Today’s “cocktail drinkers and readers are more interested in a deep dive,” says Timberlake, which is why the extreme niche is now in print. These single-subject cocktail books share a few traits: They are usually slim, start with history, lure and the aura surrounding the drink and provide recipes both classic and modern. The design is sharp and spare, though quite charming, especially in Spritz: Italy’s Most Iconic Aperitivo Cocktail, with Recipes by Baiocchi and Leslie Pariseau. These books are made to decorate bar carts and reward a gracious host.

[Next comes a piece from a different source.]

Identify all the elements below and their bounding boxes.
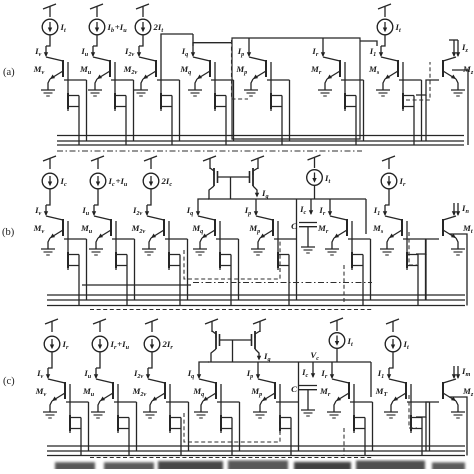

Timberlake credits two books out in 2011 with kick-starting the current beverage book craze, Bitters: A Spirited History of a Classic Cure-All, with Cocktails, Recipes, and Formulas by Brad Thomas Parsons and The PDT Cocktail Book: The Complete Bartender’s Guide from the Celebrated Speakeasy by Jim Meehan. The current cocktail renaissance, which demonized the sweet, neon drinks of the ’80s and ’90s and welcomed nouveau speakeasies and mixologists with bespoke mustaches, started its ascent at the turn of this century. But it took a decade to wean Carrie fans off cosmos and on to stylish, bitter drinks, celebrated in The Negroni: Drinking to La Dolce Vita, with Recipes & Lore by Gary Regan. This movement also focused attention on what has been there all along, the preeminent sippers, honored in The Old-Fashioned: The Story of the World’s First Classic Cocktail, with Recipes and Lore by Robert Simonson and The Manhattan: The Story of the First Modern Cocktail with Recipes by Philip Greene.
Even tangentially related alcohol books are getting more attention. Released in 2014, Shrubs: An Old Fashioned Drink for Modern Times by Dietsch is getting rereleased with more recipes this year. Writes Countryman Press publicist Devorah Backman, “the ‘single subject’ book is really popular right now, isn’t it?”